L’arrêt a été rendu le 22 mai 2025.
EXPOSE DU LITIGE
Mme [V] [S], née le 27 novembre 1998, a été recrutée le 13 août 2018 par la société à responsabilité limitée (SARL) Mango France par contrat à durée indéterminée à temps plein, en qualité de vendeuse, classée au niveau I de la convention collective nationale de l’habillement pour être affectée au magasin de Grand-place à [Localité 5].
La société Mango France lui a notifié le 22 octobre 2020 une mise à pied à titre conservatoire et l’a convoquée à un entretien préalable fixé au 29 octobre 2020.
La société Mango France lui a ensuite notifié son licenciement, pour faute grave, par courrier en date du 20 novembre 2020.
Par requête du 14 septembre 2021, Mme [S] a saisi le conseil de prud’hommes de Grenoble aux fins de voir dire que son licenciement pour faute grave est dépourvu de cause réelle et sérieuse, annuler la mise à pied conservatoire, obtenir un rappel de salaire et congés payés afférents outre les indemnités afférentes à la rupture.
La société Mango France s’est opposée aux prétentions adverses.

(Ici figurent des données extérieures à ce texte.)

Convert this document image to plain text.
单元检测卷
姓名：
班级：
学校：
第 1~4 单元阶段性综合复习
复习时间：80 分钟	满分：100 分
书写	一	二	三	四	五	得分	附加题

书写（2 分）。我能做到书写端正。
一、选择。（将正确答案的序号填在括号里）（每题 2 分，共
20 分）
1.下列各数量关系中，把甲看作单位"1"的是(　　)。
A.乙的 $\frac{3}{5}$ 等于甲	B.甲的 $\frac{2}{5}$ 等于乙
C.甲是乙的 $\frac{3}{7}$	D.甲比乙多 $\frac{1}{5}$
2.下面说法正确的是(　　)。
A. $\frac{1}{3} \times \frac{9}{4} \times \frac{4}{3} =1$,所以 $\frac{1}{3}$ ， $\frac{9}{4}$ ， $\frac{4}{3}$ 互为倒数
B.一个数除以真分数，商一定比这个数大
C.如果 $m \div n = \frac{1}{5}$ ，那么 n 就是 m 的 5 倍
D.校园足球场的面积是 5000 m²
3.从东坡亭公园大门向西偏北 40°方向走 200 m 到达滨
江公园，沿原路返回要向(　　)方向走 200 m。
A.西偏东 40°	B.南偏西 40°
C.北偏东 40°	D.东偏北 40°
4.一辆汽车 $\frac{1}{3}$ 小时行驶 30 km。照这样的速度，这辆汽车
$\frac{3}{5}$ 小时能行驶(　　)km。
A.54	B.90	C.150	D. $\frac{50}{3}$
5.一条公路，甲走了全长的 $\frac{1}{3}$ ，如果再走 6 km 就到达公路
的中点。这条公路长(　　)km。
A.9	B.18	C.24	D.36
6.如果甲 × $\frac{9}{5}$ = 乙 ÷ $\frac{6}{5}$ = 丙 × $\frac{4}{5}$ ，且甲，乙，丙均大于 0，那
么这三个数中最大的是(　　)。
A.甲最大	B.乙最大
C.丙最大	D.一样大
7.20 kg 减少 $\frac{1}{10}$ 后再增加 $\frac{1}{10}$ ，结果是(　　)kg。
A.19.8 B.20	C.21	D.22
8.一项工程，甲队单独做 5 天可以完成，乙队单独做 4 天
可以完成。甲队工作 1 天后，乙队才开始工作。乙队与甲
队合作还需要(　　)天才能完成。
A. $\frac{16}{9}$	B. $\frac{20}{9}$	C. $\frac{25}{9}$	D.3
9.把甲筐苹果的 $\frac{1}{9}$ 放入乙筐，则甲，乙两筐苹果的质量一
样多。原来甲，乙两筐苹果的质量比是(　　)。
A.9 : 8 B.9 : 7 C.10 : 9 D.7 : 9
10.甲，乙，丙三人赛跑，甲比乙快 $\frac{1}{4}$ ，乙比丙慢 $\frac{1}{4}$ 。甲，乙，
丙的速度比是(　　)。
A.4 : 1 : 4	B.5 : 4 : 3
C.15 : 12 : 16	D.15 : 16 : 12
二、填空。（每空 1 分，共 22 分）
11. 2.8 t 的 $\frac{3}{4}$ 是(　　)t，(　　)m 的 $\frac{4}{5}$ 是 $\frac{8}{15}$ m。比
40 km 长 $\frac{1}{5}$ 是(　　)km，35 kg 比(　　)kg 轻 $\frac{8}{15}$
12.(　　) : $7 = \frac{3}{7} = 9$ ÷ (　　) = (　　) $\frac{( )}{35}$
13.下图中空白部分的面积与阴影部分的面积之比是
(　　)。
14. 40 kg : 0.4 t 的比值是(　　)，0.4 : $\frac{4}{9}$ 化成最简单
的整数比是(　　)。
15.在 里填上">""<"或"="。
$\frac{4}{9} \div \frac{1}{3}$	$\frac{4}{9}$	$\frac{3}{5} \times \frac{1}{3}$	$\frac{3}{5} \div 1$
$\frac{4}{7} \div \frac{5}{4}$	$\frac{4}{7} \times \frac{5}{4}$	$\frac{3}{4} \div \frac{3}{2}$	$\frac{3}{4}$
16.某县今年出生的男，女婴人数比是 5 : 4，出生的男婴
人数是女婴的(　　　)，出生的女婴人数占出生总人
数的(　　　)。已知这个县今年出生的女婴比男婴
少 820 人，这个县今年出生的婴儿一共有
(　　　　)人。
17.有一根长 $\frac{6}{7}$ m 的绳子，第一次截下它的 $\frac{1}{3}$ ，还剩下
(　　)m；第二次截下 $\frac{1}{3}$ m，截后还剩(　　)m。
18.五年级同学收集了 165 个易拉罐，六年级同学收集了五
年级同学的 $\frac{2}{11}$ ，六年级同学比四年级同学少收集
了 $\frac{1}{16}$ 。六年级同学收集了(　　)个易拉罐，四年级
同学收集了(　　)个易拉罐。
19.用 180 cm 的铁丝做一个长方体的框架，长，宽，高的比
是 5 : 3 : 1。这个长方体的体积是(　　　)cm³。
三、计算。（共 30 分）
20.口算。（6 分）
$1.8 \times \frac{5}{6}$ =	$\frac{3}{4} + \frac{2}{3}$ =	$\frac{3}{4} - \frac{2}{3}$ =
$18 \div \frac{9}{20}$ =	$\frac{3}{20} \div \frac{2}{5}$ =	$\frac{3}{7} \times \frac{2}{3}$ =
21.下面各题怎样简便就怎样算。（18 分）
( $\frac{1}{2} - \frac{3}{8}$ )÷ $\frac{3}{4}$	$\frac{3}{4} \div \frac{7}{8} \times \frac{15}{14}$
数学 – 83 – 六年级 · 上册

Par jugement du 7 février 2023 le conseil de prud’hommes de Grenoble a :
Dit que le licenciement de Mme [V] [S] est sans cause réelle et sérieuse,
Condamné la société Mango France à payer à Mme [V] [S] les sommes suivantes :
— 1 089,68 euros brut à titre de salaire de la mise à pied conservatoire,
— 108,96 euros brut à titre de congés payés afférents,
— 2 752,64 euros brut à titre d’indemnité compensatrice de préavis,
— 275,26 euros brut à titre de congés payés afférents,
— 774,18 euros net à titre d’indemnité de licenciement légale,
Lesdites sommes avec intérêts de droit à compter du 16 septembre 2021
— 5 000 euros net à titre d’indemnité pour licenciement sans cause réelle et sérieuse,
— 5 000 euros net à titre de préjudice pour licenciement prononcé dans des conditions vexatoires,
Lesdites sommes avec intérêts de droit à compter du prononcé du jugement,
— 1 200 euros au titre de l’article 700 du code de procédure civile,
Rappelé que les sommes à caractère salarial bénéficient de l’exécution provisoire de droit, nonobstant appel et sans caution en application de l’article R 1454-28 du code du travail dans la limite de 9 mois de salaire, la moyenne mensuelle brute des trois derniers mois de salaire étant de 1 362,71 euros ;
Dit n’y avoir lieu à exécution provisoire au-delà de l’exécution provisoire de droit,
Condamné la société Mango France à remettre à Mme [V] [S] l’ensemble des documents de fin de contrat rectifiés conformément au présent jugement sous astreinte de 50 euros par jour de retard à compter du en’ jour suivant la notification du jugement,
S’est réservé le droit de liquider ladite astreinte en application de l’article L 131-3 du code des procédures civiles d’exécution,
Condamné la société Mango France à rembourser à Pôle emploi, en application de l’article L.1235-4 du code du travail, les indemnités de chômage versées à Mme [V] [S] dans la limite de six mois, du jour du licenciement du salarié au jour du prononcé du présent jugement,
Dit qu’une expédition du présent jugement sera transmis à Pôle Emploi par les soins du greffe,
Débouté la société Mango France de sa demande reconventionnelle,
Condamné la société Mango France aux dépens.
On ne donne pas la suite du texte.